The pitch was unveiled in the Bay Area Baseball Stadium Finance Summary, a joint project of the St. Petersburg Area Chamber of Commerce and the Greater Tampa Chamber of Commerce intended to "educate" local citizens of the financial and social benefits of investing in such a venture.

Though the Tampa Bay Rays already enjoy a fully functional stadium, Tropicana Field, opened in 1990 in downtown St. Petersburg, complaints about less than ideal attendance and location have dogged the team's fate and invited talks of moving the team across the bay.

The Major League Baseball team had its inaugural season in the stadium in 1998.

But such talk is muted, however, at least until 2027, when the Rays' contract with the city of St. Petersburg expires, around the same time the large debt taken out to finance the original stadium will be paid off.

It cost nearly $233 million in construction in today's dollars, and St. Petersburg has so far only been able to repay just over 25 percent.

For his part, St. Petersburg Mayor Bill Foster has kept the Rays in check about sticking around until 2027, threatening to sue any party attempting to break the contract and move the team out of the downtown structure.

"I put a lot in contracts, commitments and loyalty. All I'm asking is for them to abide by the contract," Foster told The New York Times in June.

In the new proposal penned by the chambers of commerce, the Rays would pick up 20-40 percent of the estimated cost $621 million cost for construction of a new stadium, but the rest would fall on taxpayers, again.

The authors of the proposal were sure to address this skepticism, offering that any stadium deal could be accomplished "without imposing new taxes on local residents," suggesting diverting old taxes in order to pay for it and renegotiating Tropicana Field debt payments for more favorable terms.

Instead of using the Community Investment Tax of Hillsborough County to build schools and basic infrastructure, the chambers of commerce wants that money redirected to finance the new stadium, according to the proposal. But the proposal also warns it could "face some political hurdles" if residents vote on the matter.

The one-cent sales tax in Pinellas County also could be retooled to pay for the stadium, the authors claim, as well as applying for millions in federal tax credits given to investors in low-income communities.

Commentators in the sports community lauded the efforts by the chambers of commerce to prop up baseball by using taxpayer dollars.

Tampa Bay Times sports columnist Gary Shelton summed up the debate by painting a dire picture for a world without public-subsidized stadiums, reiterating the necessity for passing this deal.

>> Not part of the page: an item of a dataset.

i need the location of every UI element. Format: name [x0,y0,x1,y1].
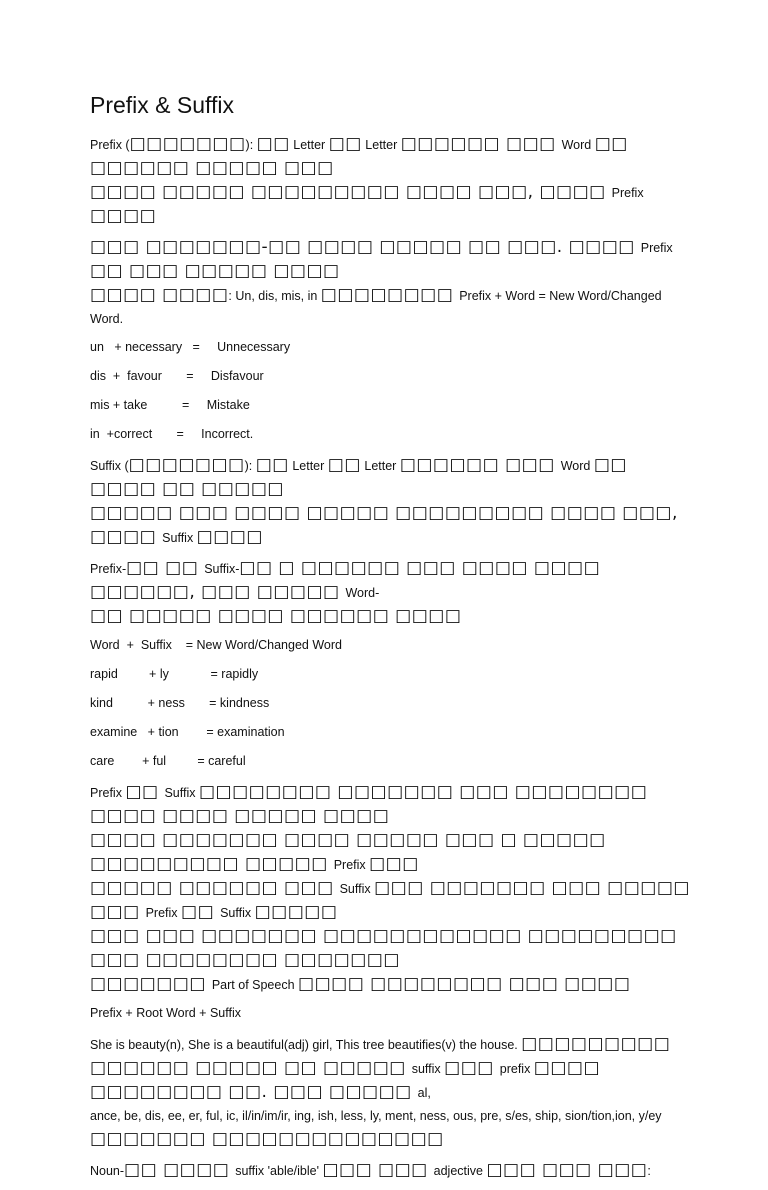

"You have every right to oppose a new stadium if you wish. Just understand this," he wrote in apocalyptic terms this month. "Baseball is at stake. If you think a team is a community asset worth keeping, the eventual cost is going to be a new park"

The Miami Gamble

The city of Miami went through its own troubles with Marlins Park, the baseball stadium that opened in April and cost $634 million overall, a 50-percent increase from the original estimated price conjured up by the owners of the team in the initial stages of planning.

Norman Braman, a Miami-based billionaire automobile dealer and former owner of the Philadelphia Eagles, told Florida Watchdog in April that public-financed parks such as Marlins Park always end up being losses for the taxpayers and boons for the private investors who set the deals up and profit immensely.

"I don't believe in corporate welfare. I believe that the Marlins have the capacity to build their own stadium," said Braman. "It shouldn't be the taxpayers that build these things."

As a successful billionaire philanthropist, Braman said he has long prided himself on conducting honest business that benefits consumers and his employees, without the interventionist hand of government.

And he put his money where his mouth is.

Braman put more than $500,000 into defeating Miami-Dade County Commissioners who approved the stadium deal while at the same time hiking property taxes, saddling taxpayers with years of debt, and burdening low-income families across the county.

"These are profit-making businesses. You make an investment in your own business, not the taxpayers," he said. "No one cares about the taxpayers."